MUMBAI: When the presses are rolling but patience runs out, even the editor’s chair isn’t safe. The Washington Post announced on Saturday that its chief executive and publisher Will Lewis is stepping down with immediate effect, bringing a sudden end to a turbulent two-year tenure marked by financial strain, newsroom unrest and public backlash.
Lewis’s exit comes just days after the Bezos-owned newspaper announced sweeping job cuts that triggered protests outside its Washington headquarters and a wave of anger from readers and staff. While newspapers across the US are grappling with shrinking revenues and digital disruption, Lewis’s leadership had increasingly come under fire for how those pressures were handled.
The Post confirmed that Jeff D’Onofrio, a former Tumblr CEO who joined the organisation last year as chief financial officer, has taken over as CEO and publisher, effective immediately. In an email to staff, later shared by reporters on social media, Lewis said it was “the right time for me to step aside.”
The leadership change follows the announcement of large-scale redundancies earlier this week. While the Post did not officially confirm numbers, The New York Times reported that around 300 of the paper’s roughly 800 journalists were laid off. Entire teams were dismantled, including the Post’s Middle East bureau and its Kyiv-based correspondent covering the war in Ukraine.
Sports, graphics and local reporting were sharply reduced, and the paper’s daily podcast, Post Reports, was suspended. On Thursday, hundreds of journalists and supporters gathered outside the Post’s downtown office in protest, calling the cuts a blow to public-interest journalism.
Former executive editor Marty Baron described the moment as “among the darkest days in the history of one of the world’s greatest news organisations.”
Lewis defended his record in his farewell note, saying “difficult decisions” were taken to secure the paper’s long-term future and protect its ability to publish “high-quality nonpartisan news”. But his tenure coincided with growing scrutiny of editorial independence at the Post.

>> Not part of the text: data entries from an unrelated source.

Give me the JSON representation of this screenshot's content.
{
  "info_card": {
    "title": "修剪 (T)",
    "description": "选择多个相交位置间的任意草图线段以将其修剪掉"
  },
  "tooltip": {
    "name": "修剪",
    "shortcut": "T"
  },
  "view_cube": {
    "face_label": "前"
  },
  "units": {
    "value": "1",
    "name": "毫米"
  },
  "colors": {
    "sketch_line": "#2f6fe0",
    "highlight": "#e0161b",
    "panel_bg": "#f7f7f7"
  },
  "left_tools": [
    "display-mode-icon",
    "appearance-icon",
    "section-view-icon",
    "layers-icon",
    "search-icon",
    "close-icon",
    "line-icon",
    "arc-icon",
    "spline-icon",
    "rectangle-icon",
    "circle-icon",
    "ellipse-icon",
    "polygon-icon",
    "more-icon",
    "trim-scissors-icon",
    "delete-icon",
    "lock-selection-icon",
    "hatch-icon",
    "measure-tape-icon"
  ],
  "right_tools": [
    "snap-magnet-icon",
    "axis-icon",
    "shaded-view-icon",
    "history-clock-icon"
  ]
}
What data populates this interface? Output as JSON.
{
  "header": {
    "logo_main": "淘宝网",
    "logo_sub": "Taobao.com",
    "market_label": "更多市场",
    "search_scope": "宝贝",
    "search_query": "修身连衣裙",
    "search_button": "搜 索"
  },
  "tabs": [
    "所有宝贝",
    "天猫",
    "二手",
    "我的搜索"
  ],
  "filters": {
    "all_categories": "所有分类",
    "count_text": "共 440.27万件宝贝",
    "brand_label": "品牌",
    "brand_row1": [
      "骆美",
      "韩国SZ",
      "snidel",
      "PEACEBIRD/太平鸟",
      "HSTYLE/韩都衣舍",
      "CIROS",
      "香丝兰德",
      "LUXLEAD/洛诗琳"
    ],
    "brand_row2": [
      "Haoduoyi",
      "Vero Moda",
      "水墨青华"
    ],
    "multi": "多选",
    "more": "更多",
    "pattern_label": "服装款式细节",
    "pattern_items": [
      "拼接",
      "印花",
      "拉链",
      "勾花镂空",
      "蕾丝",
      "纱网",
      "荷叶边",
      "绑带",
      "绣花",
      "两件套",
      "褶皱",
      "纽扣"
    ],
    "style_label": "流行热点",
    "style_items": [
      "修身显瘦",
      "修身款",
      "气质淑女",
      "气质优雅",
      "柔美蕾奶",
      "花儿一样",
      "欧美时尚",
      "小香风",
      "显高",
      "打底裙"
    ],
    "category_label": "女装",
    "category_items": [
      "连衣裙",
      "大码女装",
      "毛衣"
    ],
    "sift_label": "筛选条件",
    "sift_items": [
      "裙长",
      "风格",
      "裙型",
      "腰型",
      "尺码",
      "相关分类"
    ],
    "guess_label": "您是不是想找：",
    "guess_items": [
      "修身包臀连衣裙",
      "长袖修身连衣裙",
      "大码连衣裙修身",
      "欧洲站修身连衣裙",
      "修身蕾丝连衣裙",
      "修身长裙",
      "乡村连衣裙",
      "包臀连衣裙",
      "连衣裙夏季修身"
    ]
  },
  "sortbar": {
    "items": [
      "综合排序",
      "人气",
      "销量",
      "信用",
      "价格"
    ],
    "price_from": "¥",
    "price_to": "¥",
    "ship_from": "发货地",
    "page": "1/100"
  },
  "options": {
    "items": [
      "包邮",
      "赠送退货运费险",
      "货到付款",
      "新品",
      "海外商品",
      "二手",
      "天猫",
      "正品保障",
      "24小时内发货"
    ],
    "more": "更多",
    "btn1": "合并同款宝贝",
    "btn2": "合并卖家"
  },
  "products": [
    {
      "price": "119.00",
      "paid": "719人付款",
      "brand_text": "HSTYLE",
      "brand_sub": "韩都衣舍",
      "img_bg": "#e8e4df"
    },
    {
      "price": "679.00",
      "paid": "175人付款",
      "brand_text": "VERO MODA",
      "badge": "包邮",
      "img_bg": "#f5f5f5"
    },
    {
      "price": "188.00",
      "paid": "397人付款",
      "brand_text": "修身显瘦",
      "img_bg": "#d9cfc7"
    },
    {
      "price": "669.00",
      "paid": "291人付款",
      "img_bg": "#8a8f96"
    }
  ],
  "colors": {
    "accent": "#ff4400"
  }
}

Owner Jeff Bezos faced criticism for reining in the paper’s traditionally liberal editorial page and blocking an endorsement of Democratic presidential candidate Kamala Harris ahead of the 2024 US election. The move was widely seen as breaking the long-standing firewall between ownership and editorial decision-making.
According to a Wall Street Journal report, around 250,000 digital subscribers cancelled their subscriptions after the paper declined to endorse Harris. The Post reportedly lost about $100 million in 2024 as advertising and subscription revenues slid.
While the wider newspaper industry continues to battle declining print advertising and the pull of social media, some national titles have stabilised. Rivals such as The Wall Street Journal and The New York Times have managed to build sustainable digital businesses, a turnaround that has so far eluded the Post despite its billionaire backing.
As Jeff D’Onofrio steps into the role, the challenge is stark, restore confidence inside the newsroom, win back readers who walked away, and prove that one of America’s most storied newspapers can still find its footing in a brutally competitive media landscape.